Le procès du capitalisme qui mérite aujourd’hui d’être mené, c’est celui d’un système économique qui ravage le milieu de vie, notamment parce qu’il substitue aux choix de vie de ceux qui disposent d’une épargne la nécessité de réaliser des profits par n’importe quels moyens, y compris ceux qui tuent la vie. Les maux qui s’abattent de nos jours sur la vie terrestre résultent d’un seul mouvement : l’investissement, c’est-à-dire la transformation de l’épargne en capital. Ce procès là, Marx ne l’a pas instruit. Et il serait absurde de le lui reprocher. Il a pu, à son époque, mesurer le tort que la révolution industrielle faisait à la classe ouvrière, mais pas le tort qu’elle commençait à faire à la vie et aux conditions de la vie. Sa solution pour la classe ouvrière n’était pas la bonne ; elle n’était ni scientifiquement valable, ni concrètement réalisable. Aujourd’hui, qui peut prétendre qu’il détient la solution pour la vie ?

Je n’ai pas le sentiment que, lors du troisième épisode de l’émission “Avec philosophie” consacrée à Karl Marx, mon interprétation de la théorie de la plus-value de Marx a été « balayée ». Tout simplement parce que cette théorie a été évoquée comme allant de soi, sans qu’elle soit étayée par le moindre argument.

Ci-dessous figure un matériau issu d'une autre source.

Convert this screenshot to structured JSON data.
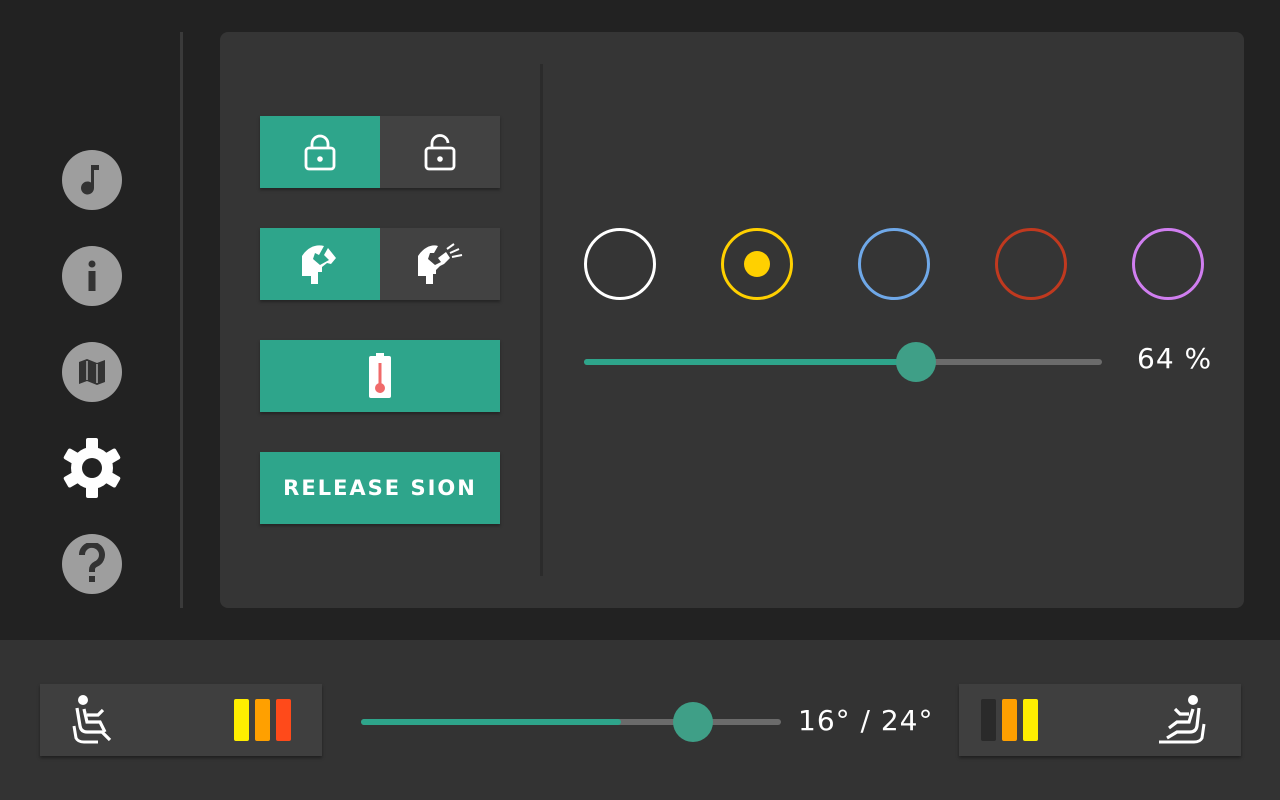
{
  "sidebar": {
    "items": [
      {
        "icon": "music-note-icon"
      },
      {
        "icon": "info-icon"
      },
      {
        "icon": "map-icon"
      },
      {
        "icon": "gear-icon",
        "active": true
      },
      {
        "icon": "help-icon"
      }
    ]
  },
  "controls": {
    "lock": {
      "left_icon": "lock-closed-icon",
      "right_icon": "lock-open-icon",
      "selected": "left"
    },
    "cabin": {
      "left_icon": "cabin-light-icon",
      "right_icon": "cabin-light-beam-icon",
      "selected": "left"
    },
    "battery_heat": {
      "icon": "battery-thermometer-icon"
    },
    "release": {
      "label": "RELEASE SION"
    }
  },
  "ambient": {
    "colors": [
      {
        "name": "white",
        "hex": "#ffffff",
        "selected": false
      },
      {
        "name": "yellow",
        "hex": "#ffd000",
        "selected": true
      },
      {
        "name": "blue",
        "hex": "#6fa8e8",
        "selected": false
      },
      {
        "name": "red",
        "hex": "#c0391f",
        "selected": false
      },
      {
        "name": "purple",
        "hex": "#d07ef0",
        "selected": false
      }
    ],
    "brightness": 64,
    "brightness_label": "64 %"
  },
  "climate": {
    "driver_seat": {
      "icon": "seat-driver-icon",
      "heat_level": 3
    },
    "passenger_seat": {
      "icon": "seat-passenger-icon",
      "heat_level": 2
    },
    "temperature_range": "16° / 24°",
    "temperature_min_fraction": 0.62,
    "temperature_max_fraction": 0.79,
    "heat_colors": [
      "#ffee00",
      "#ffa000",
      "#ff4a1a"
    ],
    "heat_off_color": "#2a2a2a"
  },
  "colors": {
    "accent": "#2ea58b",
    "panel": "#353535",
    "background": "#222222"
  }
}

Mais je puis me tromper, bien sûr.

(1) Dixit Jean-Jacques Rousseau, "Mon Portrait", in Œuvres complètes I, Gallimard, Bibliothèque de La Pléiade, 1959, p. 1129.
(2) « Les fautes sont égales, et aussi les actes vertueux » affirmaient les stoïciens, ramenant ainsi la valeur d’un acte à ce qui le motive intérieurement, sans considération pour ses effets. Cf. Cicéron, “Les paradoxes stoïciens adressés à Brutus” [47 av. J.-C.] in Œuvres complètes I, trad. de Charles Nisard, Firmin Didot, 1869, IIIe paradoxe (disponible sur le site remacle.org).